こはぜ屋のマラソン足袋「陸王」やライバル会社のランニングシューズ、アトランティス社の「RⅡ」は、実際にランニングシューズを作っている会社に依頼してシューズを製作。駅伝やマラソン大会に出場する選手の役者は、半年も前から走るトレーニングをしてドラマ撮影をしている。細部までこだわって撮影された『陸王』は、通常の連続ドラマよりも長期間の撮影で製作された異例のドラマとしてメディアで紹介された。『陸王』のドラマキャストは主役の宮沢紘一役を演じた役所広司をはじめ、息子の宮沢大地役に山崎賢人、陸王を履いて走る長距離ランナー選手の茂木裕人役に竹内涼真など豪華キャストが出演。元女子マラソンの増田明美、元男子マラソンの瀬古利彦、パラリンピックの女子走り幅跳び選手の中西麻耶など本物の陸上選手もドラマ出演している。

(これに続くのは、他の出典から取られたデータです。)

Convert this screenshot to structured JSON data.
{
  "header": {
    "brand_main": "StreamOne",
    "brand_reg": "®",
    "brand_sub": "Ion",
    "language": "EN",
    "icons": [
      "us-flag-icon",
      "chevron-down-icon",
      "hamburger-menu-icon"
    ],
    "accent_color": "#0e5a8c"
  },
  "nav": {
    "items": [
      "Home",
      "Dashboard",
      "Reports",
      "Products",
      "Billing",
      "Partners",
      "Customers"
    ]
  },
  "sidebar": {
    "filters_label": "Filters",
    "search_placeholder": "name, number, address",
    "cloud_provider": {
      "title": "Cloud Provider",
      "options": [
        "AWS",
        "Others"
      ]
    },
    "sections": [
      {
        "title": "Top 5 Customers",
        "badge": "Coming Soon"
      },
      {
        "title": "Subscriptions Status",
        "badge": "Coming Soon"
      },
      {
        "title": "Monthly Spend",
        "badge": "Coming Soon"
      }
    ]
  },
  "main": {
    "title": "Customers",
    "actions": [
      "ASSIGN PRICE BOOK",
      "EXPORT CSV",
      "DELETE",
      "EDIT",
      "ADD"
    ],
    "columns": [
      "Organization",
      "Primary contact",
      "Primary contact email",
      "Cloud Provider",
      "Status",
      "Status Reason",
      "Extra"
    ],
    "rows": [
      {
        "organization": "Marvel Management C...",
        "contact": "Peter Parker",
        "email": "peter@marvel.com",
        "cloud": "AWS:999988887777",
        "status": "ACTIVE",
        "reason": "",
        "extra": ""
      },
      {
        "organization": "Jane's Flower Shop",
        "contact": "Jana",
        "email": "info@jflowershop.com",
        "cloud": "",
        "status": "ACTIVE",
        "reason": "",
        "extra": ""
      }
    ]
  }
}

『陸王』は第95回ザテレビジョンドラマアカデミー賞で最優秀作品賞を受賞し、役所広司が主演男優賞、福澤克雄と田中健太が監督賞を受賞している。作家の池井戸潤が書いた小説をドラマ化した『半沢直樹』、『ルーズベルトゲーム』、『下町ロケット』などと同じドラマスタッフで『陸王』は製作された。ドラマの劇中歌としてLittle Glee Monsterが歌う『Jupiter』が使われ、ドラマの主人公である宮沢紘一の心情を表現したシーンなどで歌が流れている。『陸王』は感動的なシーンがたくさん盛り込まれた大人気ドラマで、撮影をした埼玉県行田市では陸王の田んぼアートが作られた。

『陸王』のあらすじ・ストーリー

第1話 倒産寸前の足袋屋が大企業と悪銀行に挑む!親子と仲間の愛で復活なるか

足袋製造会社こはぜ屋の敷地内に、会社のマークの勝ちトンボが描かれたトラックが止まっている様子

足袋製造会社こはぜ屋の社長である宮沢紘一は、工場で使っているミシンが壊れたと聞き、急いで作業場に駆けつけた。足袋の製造には八つの工程があり、こはぜ屋ではドイツ製のミシンを使って手作業で足袋を縫っていた。壊れたミシンは足袋のつま先部分を縫うドイツ式八方つま縫いミシン。現在は作られていないミシンで、部品を手に入れるのは難しかった。息子の宮沢大地とこはぜ屋で係長をしている安田利充がミシンを直すために部品を探しに行ったが、工場内では見つからなかった。宮沢社長は取引先に電話をして足袋の納期を明日まで延期してもらう。宮沢社長は倒産した同業者の足袋屋が三重県にあったことを思い出し、ドイツ製のミシンが工場内に残っている可能性を思いつく。宮沢社長と安田はこはぜ屋のトラックに乗って、三重県桑名市にある倒産した足袋屋の菱屋に行く。工場内には何もなかったが、ゴミの山の中にドイツ製のミシンがあるのを発見。こはぜ屋に持ち返り、安田が壊れたドイツ製のミシンを直した。縫製課のリーダーの正岡あけみが、「明日までに間に合わすよ」と女性ばかりの縫製課のみんなに声をかけ、足袋の製造を再開。しかし今度は他のドイツ製のミシンが壊れ、結局、明日までの納品に間に合わなかった。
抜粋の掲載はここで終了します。